Por Adriano Miranda Lima[i]
Para desgosto dos que acreditam piamente nas
virtudes da democracia liberal, é cada vez mais corrente a ideia de que a
política é o campo das relações humanas onde a palavra verdade sofre os mais
graves tratos de polé. Claro que é fenómeno que só podia observar-se na
democracia, porque nos regimes autoritários a verdade é só uma, a de quem
captura e manipula o poder. Dir-se-á que aí a palavra verdade é apagada dos
dicionários.

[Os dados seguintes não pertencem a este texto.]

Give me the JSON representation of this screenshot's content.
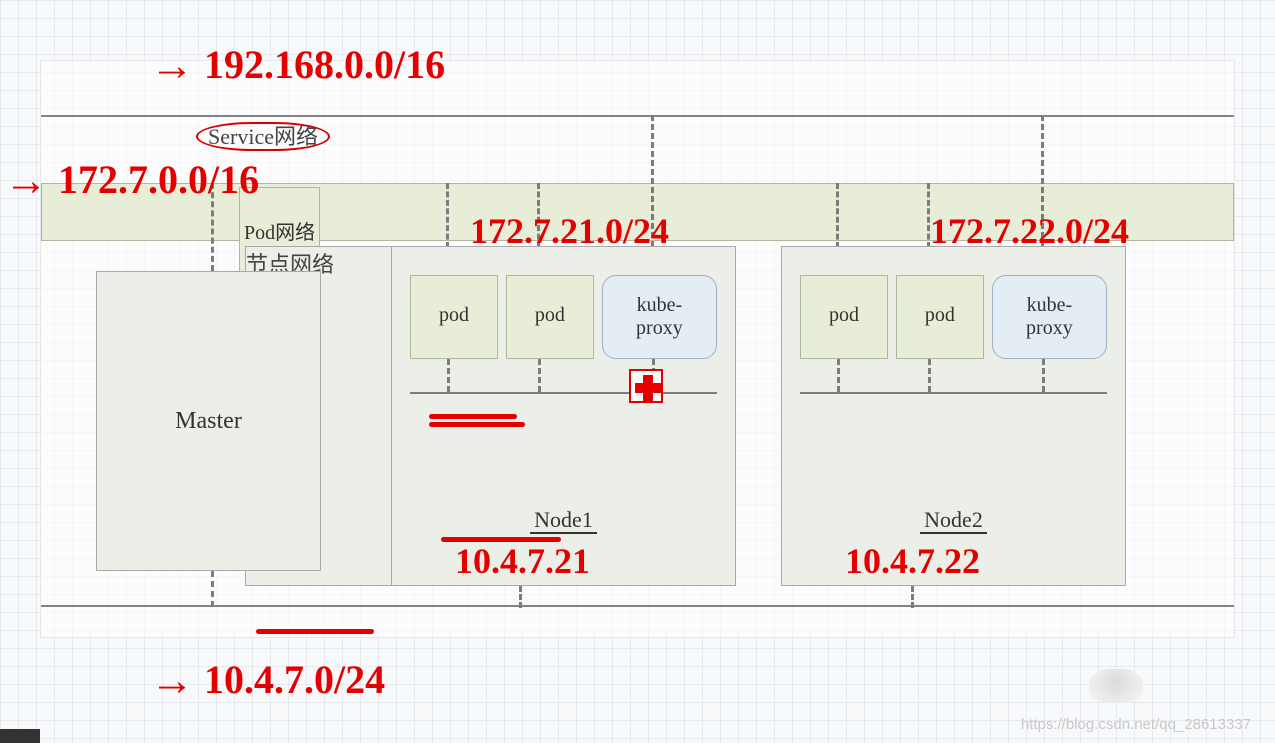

O exemplo mais flagrante nos nossos dias vem da Rússia de Putin,
mas não só, porque angustiosamente vamos acompanhando os sinais de recessão da
democracia um pouco por todo o lado, como aconteceu recentemente na Argentina de
Milei.
Mas, afinal, o que é a verdade, a questão que
nos interpela? A semiótica conduz-nos a vários significados da palavra. Se é a
verdade do ponto de vista judicial, trata-se da conformidade com factos
apurados numa dada circunstância. Se é a verdade histórica, a questão tem a ver
com hermenêutica. Se é a verdade científica, é o resultado da interpretação da
realidade através da razão e dos instrumentos e técnicas disponíveis num dado
momento.
Fazendo uso de uma curiosa metáfora, um amigo e
correspondente afirmou-me que a verdade é “um ponto no infinito”.

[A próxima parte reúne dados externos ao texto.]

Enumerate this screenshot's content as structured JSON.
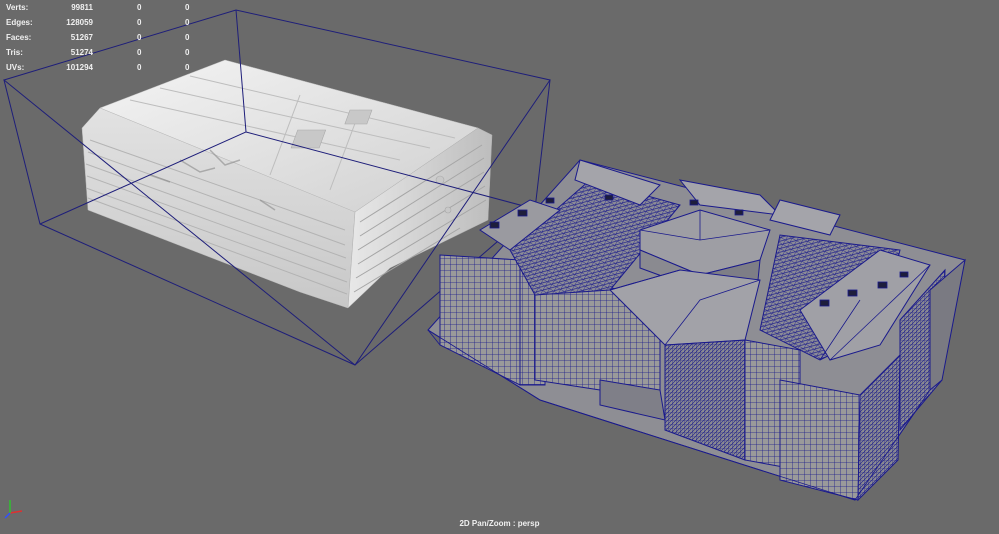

Inclinar-me-ia a pensar que a verdade na política é a que mais devia tentar aproximar-se
desse “ponto no infinito”, já que o infinito é para onde tenderá a verdade
absoluta, total e universal, quer dizer, a verdade na sua acepção metafísica. O
filósofo é quem especula e teoriza sobre a verdade absoluta, enquanto para o
político ela é, ou devia ser, a referência ética que lhe inspira as
congeminações da retórica discursiva com que procura convencer o eleitorado e
pleitear com o adversário político. Assim, o conceito de verdade que lhe
interessa é de natureza epistemológica, é o que se traduz em realidades
objectivas abarcando estes três mundos coexistentes: o mundo que os sentidos
apreendem; o mundo das emoções; o mundo das concepções. Ora, é a inter-relação
entre esses mundos que define o campo das experiências sociais onde o homem
busca conhecer-se e confrontar-se com os desafios da sua existência. E é ali
que ele procura conceptualizar ideias e soluções para viver em sociedade numa
relação de partilha e disputa com o seu semelhante e de envolvimento com o meio
natural.
Mas é a realidade política que a toda a hora
nos fornece evidências da degradação a que está hoje sujeito o debate de
ideias, por culpa de actores políticos que, não ignorando a verdade kantiana de
que “os conceitos são transitórios e só a verdade é definitiva”, contudo pouco
fazem para valorizar e dignificar as ideias que perfilham. E é desta forma que
a actividade nobre que é a política se vê frequentemente emporcalhada por
linguagem agressiva, ordinária e panfletária, as mais das vezes como recurso
para preencher o vazio das ideias.
Basta assistir a um debate parlamentar para
colher os exemplos mais diversos. A rejeição sistemática das soluções políticas
do adversário é incompreensível, quando não se tem alternativas válidas e
devidamente fundamentadas. Discursos ambíguos, vazios e muitas vezes
contraditórios só para contrapor ao argumento do partido opositor, pode valer
como espectáculo circense, mas atenta contra a dignidade do debate político.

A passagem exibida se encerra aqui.